Now back to the beginning step on your problems which seem to be electrical related. ALWAYS check the power supply first which is your battery and alternator. Check battery voltage with a Voltmeter, not the dash gauge. It should be atleast 12.4-12.5 if not well over 13v if fully charged. There is a known problem with our chassis that causes a sitting vehicle to drain the batter down and after time will ruin the battery. A lead acid battery is NOT designed to be ran down and recharged often. If that happens then it will kill cells in the battery which prevents the battery from outputting the needed 12v+ which makes it useless. Clean your battery connections, check your alternator battery charge wire for corrosion, defects, loose connections.

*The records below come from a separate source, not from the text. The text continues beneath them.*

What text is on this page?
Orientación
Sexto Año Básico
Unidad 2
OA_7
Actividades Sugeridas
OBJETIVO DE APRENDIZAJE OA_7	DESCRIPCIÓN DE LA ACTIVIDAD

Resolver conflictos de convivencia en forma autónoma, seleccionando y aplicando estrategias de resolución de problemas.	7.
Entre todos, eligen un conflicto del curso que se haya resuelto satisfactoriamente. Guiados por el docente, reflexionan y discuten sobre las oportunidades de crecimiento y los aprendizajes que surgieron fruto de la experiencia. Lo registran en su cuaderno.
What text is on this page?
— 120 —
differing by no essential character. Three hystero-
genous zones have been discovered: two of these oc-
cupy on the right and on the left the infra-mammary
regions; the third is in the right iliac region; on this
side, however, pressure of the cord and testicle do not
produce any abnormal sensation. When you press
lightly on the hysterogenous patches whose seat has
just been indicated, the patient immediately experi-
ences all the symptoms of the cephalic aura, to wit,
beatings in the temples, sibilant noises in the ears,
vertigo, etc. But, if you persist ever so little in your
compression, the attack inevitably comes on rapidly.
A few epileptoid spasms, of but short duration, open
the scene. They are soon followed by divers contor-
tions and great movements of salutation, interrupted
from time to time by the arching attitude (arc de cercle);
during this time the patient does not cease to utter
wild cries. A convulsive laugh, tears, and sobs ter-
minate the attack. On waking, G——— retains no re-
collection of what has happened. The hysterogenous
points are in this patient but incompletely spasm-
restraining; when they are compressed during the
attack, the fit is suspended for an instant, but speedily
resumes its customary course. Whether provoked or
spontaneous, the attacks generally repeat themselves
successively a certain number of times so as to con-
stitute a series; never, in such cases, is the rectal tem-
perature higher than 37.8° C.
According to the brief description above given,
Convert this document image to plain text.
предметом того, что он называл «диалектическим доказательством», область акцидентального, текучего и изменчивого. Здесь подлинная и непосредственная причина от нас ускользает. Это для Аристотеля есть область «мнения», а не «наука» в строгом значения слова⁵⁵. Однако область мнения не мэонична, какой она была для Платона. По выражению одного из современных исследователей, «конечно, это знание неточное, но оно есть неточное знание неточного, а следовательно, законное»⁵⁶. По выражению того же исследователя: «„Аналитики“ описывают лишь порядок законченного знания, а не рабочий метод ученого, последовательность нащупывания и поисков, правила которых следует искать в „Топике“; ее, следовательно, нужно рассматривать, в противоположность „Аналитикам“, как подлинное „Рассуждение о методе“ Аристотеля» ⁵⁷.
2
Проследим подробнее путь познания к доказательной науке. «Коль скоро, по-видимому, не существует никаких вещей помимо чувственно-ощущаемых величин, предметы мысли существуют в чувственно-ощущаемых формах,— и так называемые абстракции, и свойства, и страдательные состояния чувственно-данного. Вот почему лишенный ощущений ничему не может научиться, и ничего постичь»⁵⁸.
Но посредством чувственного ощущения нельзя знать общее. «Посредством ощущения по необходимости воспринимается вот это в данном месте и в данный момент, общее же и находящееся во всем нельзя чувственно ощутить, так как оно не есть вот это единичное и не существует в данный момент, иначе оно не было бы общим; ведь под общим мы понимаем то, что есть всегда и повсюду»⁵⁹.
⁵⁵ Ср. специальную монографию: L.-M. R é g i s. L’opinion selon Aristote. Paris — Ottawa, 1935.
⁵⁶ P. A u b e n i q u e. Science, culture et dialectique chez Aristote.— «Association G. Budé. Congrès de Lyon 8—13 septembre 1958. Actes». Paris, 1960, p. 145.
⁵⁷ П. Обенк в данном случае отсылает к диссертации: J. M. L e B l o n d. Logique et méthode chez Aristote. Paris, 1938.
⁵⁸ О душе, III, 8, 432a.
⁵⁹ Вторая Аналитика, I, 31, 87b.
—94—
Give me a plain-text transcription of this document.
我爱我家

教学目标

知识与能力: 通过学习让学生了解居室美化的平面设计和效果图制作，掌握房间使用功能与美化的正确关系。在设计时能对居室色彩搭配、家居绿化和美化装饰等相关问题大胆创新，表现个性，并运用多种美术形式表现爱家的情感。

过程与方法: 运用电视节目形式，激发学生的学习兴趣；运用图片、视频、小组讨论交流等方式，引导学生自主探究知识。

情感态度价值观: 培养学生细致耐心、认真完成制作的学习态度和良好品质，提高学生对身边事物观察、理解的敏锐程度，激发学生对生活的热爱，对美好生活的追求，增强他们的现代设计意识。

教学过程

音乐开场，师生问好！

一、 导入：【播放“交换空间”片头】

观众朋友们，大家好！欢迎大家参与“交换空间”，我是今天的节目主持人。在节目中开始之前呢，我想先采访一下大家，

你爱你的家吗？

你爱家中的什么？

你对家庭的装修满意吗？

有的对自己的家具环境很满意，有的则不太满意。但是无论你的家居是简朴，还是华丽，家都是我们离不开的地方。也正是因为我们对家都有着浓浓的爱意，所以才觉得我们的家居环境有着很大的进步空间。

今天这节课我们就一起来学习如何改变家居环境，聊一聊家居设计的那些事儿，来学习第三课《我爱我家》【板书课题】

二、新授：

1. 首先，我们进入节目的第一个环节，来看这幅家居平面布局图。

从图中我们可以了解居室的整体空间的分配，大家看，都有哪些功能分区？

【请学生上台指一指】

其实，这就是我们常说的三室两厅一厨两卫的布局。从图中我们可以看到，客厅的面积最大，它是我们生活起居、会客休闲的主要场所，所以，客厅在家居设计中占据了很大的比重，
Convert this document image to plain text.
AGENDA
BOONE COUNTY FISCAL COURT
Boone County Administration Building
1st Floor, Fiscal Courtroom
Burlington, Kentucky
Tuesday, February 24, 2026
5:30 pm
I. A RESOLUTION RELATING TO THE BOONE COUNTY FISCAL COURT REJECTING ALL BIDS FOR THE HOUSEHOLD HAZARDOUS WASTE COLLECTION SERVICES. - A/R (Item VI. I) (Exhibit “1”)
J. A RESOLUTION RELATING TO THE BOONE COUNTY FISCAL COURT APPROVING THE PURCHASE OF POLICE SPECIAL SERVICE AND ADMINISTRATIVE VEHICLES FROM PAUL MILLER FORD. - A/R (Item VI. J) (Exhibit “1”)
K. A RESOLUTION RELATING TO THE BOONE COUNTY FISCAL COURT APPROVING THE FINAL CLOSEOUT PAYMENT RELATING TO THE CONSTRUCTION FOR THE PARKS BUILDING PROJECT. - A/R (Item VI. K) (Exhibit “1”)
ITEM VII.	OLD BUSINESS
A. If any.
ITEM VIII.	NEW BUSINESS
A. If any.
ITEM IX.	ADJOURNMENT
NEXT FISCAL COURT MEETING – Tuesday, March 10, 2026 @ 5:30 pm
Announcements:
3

Charge the battery fully to around 12.8-13.6v. Have hood release popped so you wont have to open a door (there is a reason for this) and check the next day what the battery voltage is AFTER you charged the battery fully the previous day. The voltage should be around 12.6v or higher. If it isnt then let us know. You likely have a BCM not going to sleep and running the battery down overnight. Check the ground behind the rear of the engine all the way up to the firewall for corrosion, loose connection or broken ground wire. Also check the same for the ground wire at the chassis just below drivers door right near the transition to the firewall.
Since the engine wont even start then the alternator is NOT charging your battery but it could have a bad diode inside that is shorted to ground and drawing your battery down. There are easy ways to troubleshoot that too. We will get there when you get back to the basics and let us know whats going on with that battery.